The freshwater division of a municipal water works complained that one of three pumps at a lift station was running constantly, causing the hydrostatic chamber to drain empty. This, in turn, caused the other pumps to come on, and eventually put so much pressure on the system that the pipes burst. The system was only rated for 93 psi, but with the other pumps running the pressure shot up to 130 psi.
The customer had hired an electrician who thought the issue was with the starter, but after replacing the starter the pump would work correctly for a short time, but then return to its hyperactive pumping. If the customer shut down the pump manually the relay would eventually become unstuck and work correctly; but again, this wasn’t a permanent solution.
The ACES Control Systems Investigator called to the scene observed that the relays for Pumps 2 and 3 were 12-volt DC relays rated to 10 amps, and Pump 1 was only rated for .6 amps. The initial amps coming from the starter were well over .6 amps. This caused the contacts on the relay to stick, which in turn caused the pump to run like a five-year-old on a Red Bull rush.
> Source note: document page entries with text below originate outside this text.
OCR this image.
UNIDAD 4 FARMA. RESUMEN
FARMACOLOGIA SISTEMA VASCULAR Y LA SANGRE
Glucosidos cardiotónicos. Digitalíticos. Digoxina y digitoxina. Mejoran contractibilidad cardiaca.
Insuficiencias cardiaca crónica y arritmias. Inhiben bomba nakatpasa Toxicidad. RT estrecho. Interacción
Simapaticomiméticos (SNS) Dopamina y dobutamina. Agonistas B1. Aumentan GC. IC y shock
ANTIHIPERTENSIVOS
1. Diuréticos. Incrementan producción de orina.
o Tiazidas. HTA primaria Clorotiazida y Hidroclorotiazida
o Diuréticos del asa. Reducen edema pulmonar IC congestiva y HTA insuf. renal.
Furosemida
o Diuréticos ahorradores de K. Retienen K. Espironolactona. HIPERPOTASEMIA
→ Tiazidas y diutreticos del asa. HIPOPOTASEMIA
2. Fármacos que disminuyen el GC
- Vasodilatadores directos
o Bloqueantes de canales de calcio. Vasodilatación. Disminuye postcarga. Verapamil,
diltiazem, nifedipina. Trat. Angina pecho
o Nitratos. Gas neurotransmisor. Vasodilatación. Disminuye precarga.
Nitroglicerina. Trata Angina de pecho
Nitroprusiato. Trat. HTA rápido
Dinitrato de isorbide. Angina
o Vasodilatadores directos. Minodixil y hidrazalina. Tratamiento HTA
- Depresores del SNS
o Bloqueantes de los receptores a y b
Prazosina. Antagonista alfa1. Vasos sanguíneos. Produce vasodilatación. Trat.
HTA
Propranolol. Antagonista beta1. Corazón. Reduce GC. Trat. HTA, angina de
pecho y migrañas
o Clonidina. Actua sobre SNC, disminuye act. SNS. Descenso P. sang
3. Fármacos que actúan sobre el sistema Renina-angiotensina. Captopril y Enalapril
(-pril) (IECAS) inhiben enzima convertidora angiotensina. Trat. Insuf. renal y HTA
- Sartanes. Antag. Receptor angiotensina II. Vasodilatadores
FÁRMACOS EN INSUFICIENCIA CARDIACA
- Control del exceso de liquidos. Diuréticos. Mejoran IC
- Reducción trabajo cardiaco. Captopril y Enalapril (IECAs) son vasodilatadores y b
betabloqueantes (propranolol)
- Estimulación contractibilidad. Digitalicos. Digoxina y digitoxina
The CSI removed the circuit board to which the relay was attached, and then removed the relay, as well as the terminal strips on either side. He installed a standard 12-volt DC base and relay. To power the components on the board he soldered half of one of the terminal strips to the board, and soldered two wires to the board to deliver power to the relay.
Now Pump 1 switches on and off when it should, and plays nicely with the other pumps.